How to Schedule Your Implementation of Viral Marketing Techniques?
Once you’ve decided the viral marketing technique that best suits your brand, it’s time to create a process for implementing it.
Using systems thinking, we can find simple ways to improve our business, even if we ultimately decide against utilizing viral marketing techniques.
First, we need to define where your brand excels, outline how that part of the business sets you apart, and then refine that area of the business to include your chosen viral engagement pattern.
- Define the areas where your brand is better than most other brands. These are your core competencies—your “top 10%” areas.
- Outline what makes you great in those areas compared to everyone else. These are the specific parts of your business that you want to tie in your viral engagement.
- Refine those parts of the business to include the viral mechanic you’ve chosen. This usually means simplifying and streamlining so that you can easily automate when your viral marketing kicks in.
Implemented Viral Marketing at Viralsweep
When we launched the latest version of ViralSweep, we knew that many of our best customers were teams or agencies who work in high-turnover industries.
To ensure members from these teams and agencies become repeat customers when they switch firms, we decided to create a simple word of mouth viral loop.
- First, we defined customer support as our core competency to focus on—where we are comfortably in the “top 10%.” Agencies who use ViralSweep are historically low-touch, knowledgeable customers who tend to user our higher pricing plans.
- Then, we outlined how our team excels at customer support. For us, it was our response time, our knowledge base, and high-touch service that agency customers valued most.
- With these focal points outlined, we refined our customer support process to provide more value, faster.
How We Refined Viralsweep to Encourage Word of Mouth Virality
Because of these combined efforts, when an employee switches from one firm to another, we retain the old agency and gain the new agency as a recurring customer.
This particular viral loop occurs over the course of months rather than days, so take note that virality doesn’t need to happen fast.
You can repeat this process to include multiple viral marketing techniques in your business.

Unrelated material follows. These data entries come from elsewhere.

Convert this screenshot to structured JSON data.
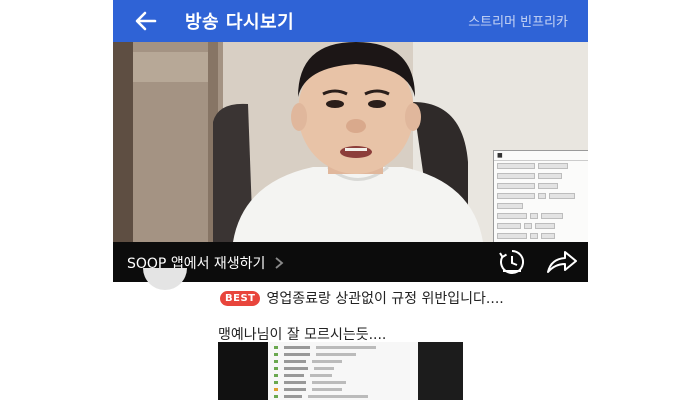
{
  "header": {
    "title": "방송 다시보기",
    "streamer": "스트리머 빈프리카"
  },
  "playbar": {
    "play_in_app_label": "SOOP 앱에서 재생하기"
  },
  "post": {
    "badge": "BEST",
    "title": "영업종료랑 상관없이 규정 위반입니다....",
    "description": "맹예나님이 잘 모르시는듯...."
  },
  "colors": {
    "header_bg": "#2f63d6",
    "playbar_bg": "#0c0c0c",
    "badge_bg": "#e8453c"
  },
  "icons": {
    "back": "arrow-left-icon",
    "chevron": "chevron-right-icon",
    "replay": "replay-clock-icon",
    "share": "share-arrow-icon"
  }
}
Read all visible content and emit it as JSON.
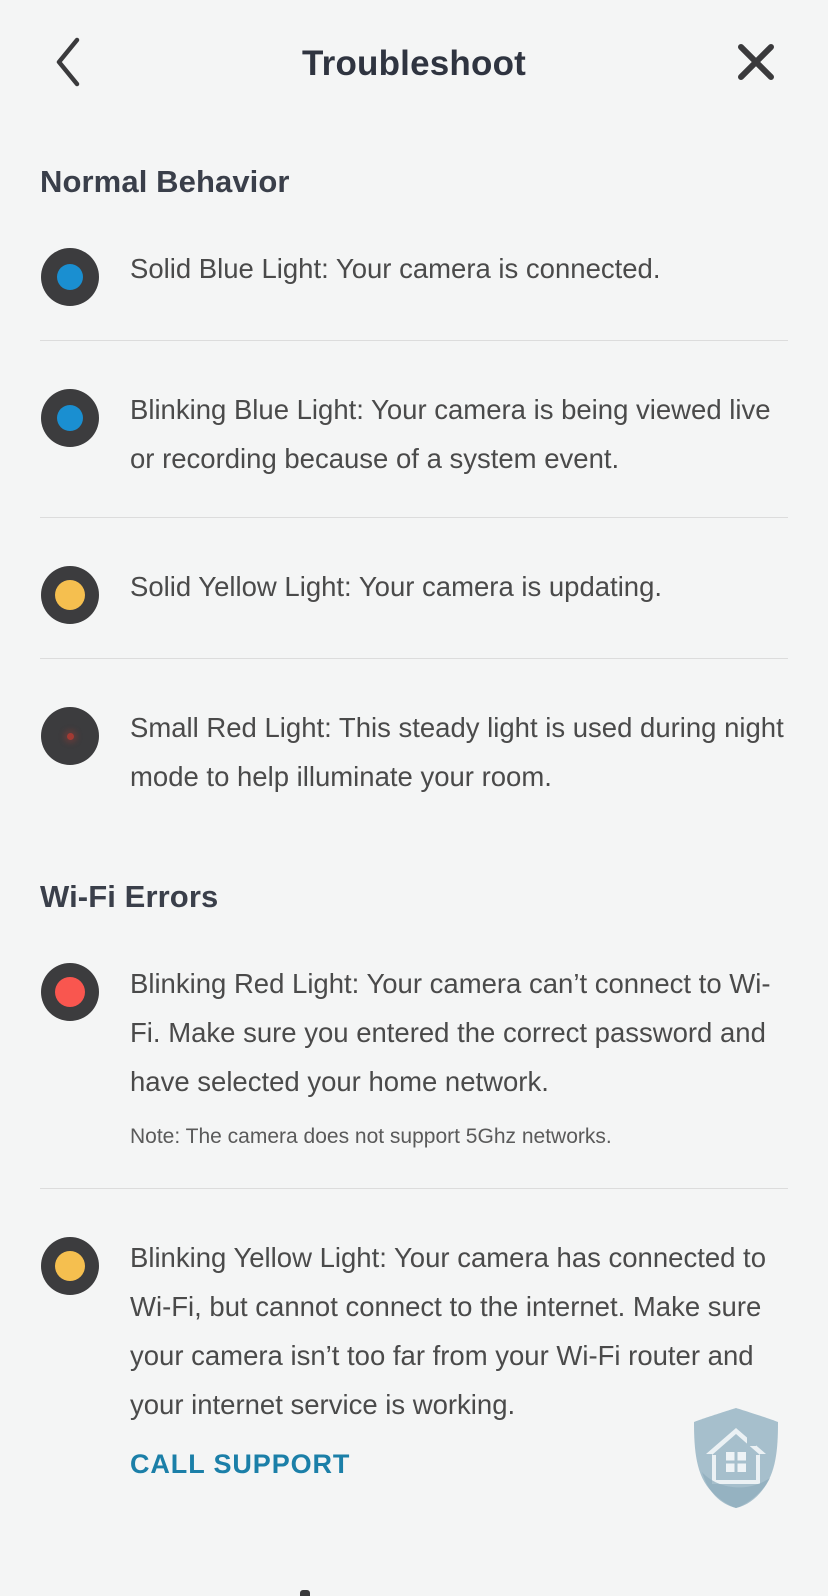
{
  "header": {
    "title": "Troubleshoot",
    "back_icon": "chevron-left-icon",
    "close_icon": "close-icon"
  },
  "sections": [
    {
      "id": "normal-behavior",
      "heading": "Normal Behavior",
      "items": [
        {
          "led": "solid-blue",
          "led_color": "#1a8fd1",
          "text": "Solid Blue Light: Your camera is connected."
        },
        {
          "led": "blinking-blue",
          "led_color": "#1a8fd1",
          "text": "Blinking Blue Light: Your camera is being viewed live or recording because of a system event."
        },
        {
          "led": "solid-yellow",
          "led_color": "#f5bf4f",
          "text": "Solid Yellow Light: Your camera is updating."
        },
        {
          "led": "small-red",
          "led_color": "#a33a33",
          "text": "Small Red Light: This steady light is used during night mode to help illuminate your room."
        }
      ]
    },
    {
      "id": "wifi-errors",
      "heading": "Wi-Fi Errors",
      "items": [
        {
          "led": "blinking-red",
          "led_color": "#f9564f",
          "text": "Blinking Red Light:  Your camera can’t connect to Wi-Fi. Make sure you entered the correct password and have selected your home network.",
          "note": "Note: The camera does not support 5Ghz networks."
        },
        {
          "led": "blinking-yellow",
          "led_color": "#f5bf4f",
          "text": "Blinking Yellow Light:  Your camera has connected to Wi-Fi, but cannot connect to the internet. Make sure your camera isn’t too far from your Wi-Fi router and your internet service is working.",
          "action_label": "CALL SUPPORT"
        }
      ]
    }
  ],
  "watermark": {
    "icon": "house-shield-watermark-icon",
    "color": "#a6bfcc"
  },
  "colors": {
    "background": "#f4f5f5",
    "heading_text": "#3a3f4a",
    "body_text": "#4a4a4a",
    "link": "#1b7fa8",
    "led_housing": "#3c3c3e",
    "divider": "#dcdcdc"
  }
}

Scaling out ViralSweep’s customer support is both permanently sustainable and it adds long-term value for us and for our customers. In doing so, we’ve leveraged high-turnover industries to benefit ViralSweep, utilizing a long-term viral marketing strategy.
Graduating Viral Marketing 101
The process and methods outlined in this post will help you learn about your business.
Even if you ultimately decide not to add viral engagement, you’ll still create value for yourself by understanding where your business performs well and where it needs to improve.
Only then can you rise up and compete with the top 1%.